AKO 2007/366b
Afspraken Cliëntenparticipatie Ketenprogramma’s
• •
Algemeen Ketenoverleg Landelijke Cliëntenraad
22 januari 2007
Afspraken tussen het Algemeen Keten Overleg (AKO) en de Landelijke Cliënten Raad (LCR) over cliëntenparticipatie bij de ontwikkeling en uitvoering van ketenprogramma’s. 1. Doelstelling o Het AKO en de LCR zien het als hun taak de klantgerichtheid en het lerend vermogen van de ketensamenwerking te bevorderen. o Daartoe stimuleren zij cliëntenparticipatie bij het tot stand brengen en realiseren van de ketenprogramma’s en de daaruit voortvloeiende initiatieven op regionaal niveau. o Over de vormgeving van de cliëntenparticipatie op landelijk niveau maken zij onderstaande afspraken. 2. Afbakening o De cliëntenparticipatie bij de vormgeving van ketensamenwerking behoort tot de verantwoordelijkheid van de afzonderlijke of samenwerkende ketenpartners op centraal en decentraal niveau. Het AKO vervult daarbij, als landelijk afstemmingsplatform, een stimulerende, initiërende en informerende rol. o De afspraken tussen AKO en LCR betreffen alleen de ontwikkeling, uitvoering en evaluatie van ketenprogramma’s en de daaruit voortvloeiende activiteiten die door hen op landelijk niveau worden geïnitieerd, uitgevoerd en beheerd. 3. Overleg o AKO en LCR overleggen tenminste 2 x per jaar over de uitvoering van het lopende ketenprogramma en de ontwikkeling van het ketenprogramma en de ketensamenwerking voor het volgende jaar. o Er kan worden besloten tot extra overleg, bijvoorbeeld rond bepaalde thema’s. o Het overleg is informatief en consulterend van aard. o De agenda wordt in overleg opgesteld. o Het AKO verzorgt het secretariaat en de verslaglegging. 4. Afstemming o AKO en LCR stemmen regelmatig af over het geheel aan lopende initiatieven en het verloop daarvan. o Die afstemming vindt plaats door overleg tussen de secretaris AKO en de ambtelijk secretaris LCR met, in principe, een frequentie van 4 x per jaar. o In dit overleg worden desgewenst ook afspraken gemaakt over: o de cliëntenparticipatie in de afzonderlijke door AKO en LCR geïnitieerde landelijke initiatieven, thema’s, experimenten en onderzoeken. o te agenderen onderwerpen voor het bestuurlijk overleg AKO-LCR. 5. Overige contacten o De LCR kan rechtstreeks worden betrokken bij AKO trajecten, experimenten, onderzoeken e.d.
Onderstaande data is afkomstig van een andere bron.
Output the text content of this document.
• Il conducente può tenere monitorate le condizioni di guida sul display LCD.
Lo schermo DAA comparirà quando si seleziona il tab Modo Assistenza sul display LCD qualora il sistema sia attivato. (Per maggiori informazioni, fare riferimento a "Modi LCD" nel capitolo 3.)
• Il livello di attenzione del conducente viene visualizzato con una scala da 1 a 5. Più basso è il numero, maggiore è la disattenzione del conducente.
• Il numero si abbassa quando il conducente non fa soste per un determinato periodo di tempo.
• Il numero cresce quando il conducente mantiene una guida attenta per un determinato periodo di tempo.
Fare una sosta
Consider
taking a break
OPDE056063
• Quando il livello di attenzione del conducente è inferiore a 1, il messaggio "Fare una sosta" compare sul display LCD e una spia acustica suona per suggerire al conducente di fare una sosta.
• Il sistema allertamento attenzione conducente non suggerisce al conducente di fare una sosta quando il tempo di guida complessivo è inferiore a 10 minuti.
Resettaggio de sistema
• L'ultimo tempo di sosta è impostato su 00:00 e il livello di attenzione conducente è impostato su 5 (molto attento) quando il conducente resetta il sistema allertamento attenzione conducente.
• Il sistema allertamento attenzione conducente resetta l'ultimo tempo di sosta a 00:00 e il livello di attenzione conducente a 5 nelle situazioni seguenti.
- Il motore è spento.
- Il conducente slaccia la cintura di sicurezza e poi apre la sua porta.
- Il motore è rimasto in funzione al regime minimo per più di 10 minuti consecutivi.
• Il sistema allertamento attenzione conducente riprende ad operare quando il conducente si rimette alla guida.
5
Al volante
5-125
Over de inhoud en vorm hiervan worden vooraf, op secretarieel niveau, afspraken gemaakt. Dat geldt ook andersom voor LCR initiatieven.
2
6. Uitwisseling van informatie en stukken. o Ter ondersteuning van het overleg en verdere afstemming dragen AKO en LCR zorg voor tijdige en volledige toezending van relevante stukken. o De gewenste tijdigheid wordt in het ambtelijk overleg afgesproken op basis van de door beide partijen benodigde behandeltijd en ruggespraak met ketenpartners en cliëntenraad. o Ook andere belangrijke, de ketensamenwerking of aanpassing van de dienstverlening betreffende, correspondentie wordt uitgewisseld. o De LCR draagt er zorg voor dat zijn leden worden geïnformeerd over de landelijke ketenprogramma’s en –initiatieven en zorgt voor de toezending van stukken naar die partijen. Het AKO doet dat naar de organisaties van de ketenpartners op centraal niveau. o AKO en LCR informeren elkaar en hun achterban waar nodig over ingenomen standpunten of besluiten uit het overleg, de afstemming en de uitkomsten uit de cliëntenraadpleging. 7. Instrumenten o AKO en LCR bevorderen cliëntenparticipatie bij de vormgeving, realisatie en evaluatie van de landelijke initiatieven op regionaal en lokaal niveau binnen de daarvoor, op basis van de bestaande wet- en regelgeving, ingerichte structuur en instrumentarium. o Daarnaast bevorderen AKO en LCR, in samenwerking of afzonderlijk, de rechtstreekse participatie van cliënten en maatschappelijke groeperingen zoals cliëntenpanels, themadiscussies, forumbijeenkomsten, expertmeetings, tevredenheidsonderzoeken e.d. o AKO en LCR informeren elkaar tijdig over die bijeenkomsten en nodigen elkaar uit om daarbij aanwezig te zijn. De bijgevoegde toelichting is integraal onderdeel van deze afspraken.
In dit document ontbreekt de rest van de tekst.